Ahh, so it is theft. If it is theft, then by definition it is not slavery since a slave master claims ownership of the slave and all he does. How can he steal what is already his? If it is theft to collect taxes from the laborer then the laborer can not be a slave. Sorry, can't have it both ways.
So slavery IS the ownership of another? The government claims it owns your paycheck despite a lack of law to back up it's claims. The government claims to own you and your labor which is why it wants to control how much you think you earn, your health care, what you eat, and what you put into your body. If that is not clear signs of claimed ownership I don't know what is.
ROFL. You start doing me the same courtesy and maybe I will.
Cite?
I would love to see you walk up to Al Sharpton and tell him that you are slave because you have to fill out some forms and give the government a few dollars each year. If you think that is slavery then clearly you have no concept of what it means to be a slave.
There were white slaves too. That does not get talked about much at all though. And about your buddy Al Sharpton, ar you talking about the same one who was caught "discussing" a cocaine deal? The one that looks like he could have been working for the FBI? Or are you talking about the Al Sharpton that is racist?

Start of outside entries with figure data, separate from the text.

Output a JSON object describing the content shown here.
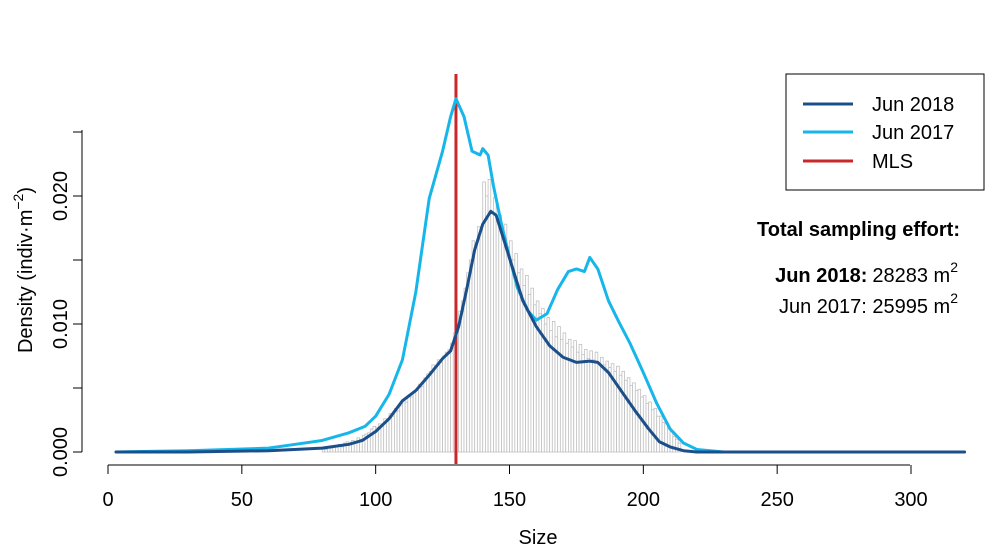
{
  "chart_data": {
    "type": "line",
    "title": "",
    "xlabel": "Size",
    "ylabel_main": "Density (indiv",
    "ylabel_dot": "·",
    "ylabel_m": "m",
    "ylabel_exp": "−2",
    "ylabel_close": ")",
    "xlim": [
      0,
      320
    ],
    "ylim": [
      0,
      0.025
    ],
    "x_ticks": [
      0,
      50,
      100,
      150,
      200,
      250,
      300
    ],
    "x_tick_labels": [
      "0",
      "50",
      "100",
      "150",
      "200",
      "250",
      "300"
    ],
    "y_ticks": [
      0,
      0.005,
      0.01,
      0.015,
      0.02,
      0.025
    ],
    "y_tick_labels": [
      "0.000",
      "0.010",
      "0.020"
    ],
    "y_labeled_ticks": [
      0,
      0.01,
      0.02
    ],
    "grid": false,
    "legend_position": "top-right",
    "legend": [
      {
        "label": "Jun 2018",
        "color": "#1b4f8a"
      },
      {
        "label": "Jun 2017",
        "color": "#17b6ea"
      },
      {
        "label": "MLS",
        "color": "#c8282a"
      }
    ],
    "mls_x": 130,
    "annotation": {
      "heading": "Total sampling effort:",
      "line1_label": "Jun 2018:",
      "line1_value": "28283 m",
      "line1_exp": "2",
      "line2_text": "Jun 2017: 25995 m",
      "line2_exp": "2"
    },
    "series": [
      {
        "name": "Jun 2018",
        "color": "#1b4f8a",
        "x": [
          3,
          30,
          60,
          80,
          90,
          95,
          100,
          105,
          110,
          115,
          120,
          125,
          128,
          131,
          134,
          137,
          140,
          143,
          145,
          148,
          152,
          155,
          160,
          165,
          170,
          175,
          180,
          183,
          187,
          192,
          197,
          202,
          206,
          210,
          215,
          220,
          230,
          250,
          280,
          320
        ],
        "y": [
          0.0,
          0.0,
          0.0001,
          0.0003,
          0.0006,
          0.0009,
          0.0016,
          0.0026,
          0.004,
          0.0048,
          0.006,
          0.0073,
          0.0079,
          0.0098,
          0.0127,
          0.0158,
          0.0178,
          0.0188,
          0.0185,
          0.0165,
          0.0138,
          0.0118,
          0.0098,
          0.0083,
          0.0074,
          0.007,
          0.0071,
          0.007,
          0.0062,
          0.0047,
          0.0032,
          0.0018,
          0.0008,
          0.0004,
          0.0001,
          0.0,
          0.0,
          0.0,
          0.0,
          0.0
        ]
      },
      {
        "name": "Jun 2017",
        "color": "#17b6ea",
        "x": [
          3,
          30,
          60,
          70,
          80,
          90,
          96,
          100,
          105,
          110,
          115,
          120,
          125,
          128,
          130,
          133,
          136,
          139,
          140,
          142,
          144,
          147,
          150,
          153,
          157,
          160,
          164,
          168,
          172,
          175,
          178,
          180,
          183,
          187,
          191,
          195,
          200,
          205,
          210,
          215,
          220,
          230,
          250,
          280,
          320
        ],
        "y": [
          0.0,
          0.0001,
          0.0003,
          0.0006,
          0.0009,
          0.0015,
          0.002,
          0.0028,
          0.0045,
          0.0072,
          0.0125,
          0.0198,
          0.0235,
          0.0262,
          0.0276,
          0.0262,
          0.0235,
          0.0232,
          0.0237,
          0.0232,
          0.0208,
          0.0178,
          0.0152,
          0.0128,
          0.011,
          0.0103,
          0.0108,
          0.0127,
          0.0141,
          0.0143,
          0.0141,
          0.0152,
          0.0143,
          0.0118,
          0.0101,
          0.0085,
          0.0062,
          0.0038,
          0.0018,
          0.0007,
          0.0002,
          0.0,
          0.0,
          0.0,
          0.0
        ]
      }
    ],
    "histogram": {
      "bin_width": 1,
      "color": "#c0c0c0",
      "x_start": 80,
      "y": [
        0.0002,
        0.0002,
        0.0003,
        0.0003,
        0.0004,
        0.0005,
        0.0006,
        0.0004,
        0.0007,
        0.0008,
        0.0006,
        0.0009,
        0.0008,
        0.0011,
        0.001,
        0.0013,
        0.0014,
        0.0015,
        0.0018,
        0.002,
        0.0019,
        0.0022,
        0.0021,
        0.0026,
        0.0025,
        0.003,
        0.0028,
        0.0034,
        0.0032,
        0.0036,
        0.0041,
        0.0039,
        0.0044,
        0.0043,
        0.0047,
        0.0048,
        0.0053,
        0.0051,
        0.0058,
        0.0061,
        0.0063,
        0.0068,
        0.0066,
        0.0072,
        0.007,
        0.0075,
        0.0078,
        0.008,
        0.0085,
        0.0093,
        0.0098,
        0.011,
        0.0118,
        0.0128,
        0.014,
        0.015,
        0.0165,
        0.0163,
        0.0176,
        0.0173,
        0.0211,
        0.02,
        0.0213,
        0.0188,
        0.0199,
        0.0182,
        0.0185,
        0.0172,
        0.0178,
        0.016,
        0.0165,
        0.015,
        0.0155,
        0.014,
        0.0143,
        0.013,
        0.0138,
        0.0123,
        0.0128,
        0.0115,
        0.0118,
        0.0108,
        0.0112,
        0.01,
        0.0105,
        0.0095,
        0.0102,
        0.009,
        0.0098,
        0.0088,
        0.0093,
        0.0085,
        0.0088,
        0.0082,
        0.0087,
        0.0078,
        0.0084,
        0.0076,
        0.008,
        0.0073,
        0.0079,
        0.0072,
        0.0078,
        0.007,
        0.0074,
        0.0068,
        0.0071,
        0.0066,
        0.0069,
        0.0063,
        0.0067,
        0.006,
        0.0063,
        0.0056,
        0.0058,
        0.0052,
        0.0054,
        0.0048,
        0.0049,
        0.0043,
        0.0044,
        0.0038,
        0.0039,
        0.0033,
        0.0034,
        0.0028,
        0.0028,
        0.0023,
        0.0022,
        0.0018,
        0.0016,
        0.0012,
        0.001,
        0.0007
      ]
    }
  }
}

You can argue taxes are wrong, illegal, etc. all you want. More power to you and I might even agree with you on some portion of your arguments in that area. But when you equate paying taxes in the US to slavery, you lose pretty much all credibility. It is a mediocre argument at its absolute very very very best, argued by a master debater against a 3rd grader, but then on top of that it has all the issues associated with it that I mentioned in my "emotional statement". Use it in front of anyone that knows Jaycee Dugard, or who's great grandmother was a slave, or who is just a decent human being who realizes slavery is a really really bad thing, and you will be dismissed out of hand as a complete nutjob and a-hole. I would suggest finding a better thread to argue tax legality on than one based on such an untenable position.
Wow, again without being specific about what it is you're talking about. You're creating a logic trap. Because if we say, "yes taxes are slavery" then you can come back and demand that we explain how the tax on gasoline is slavery. So you will have won in your mind.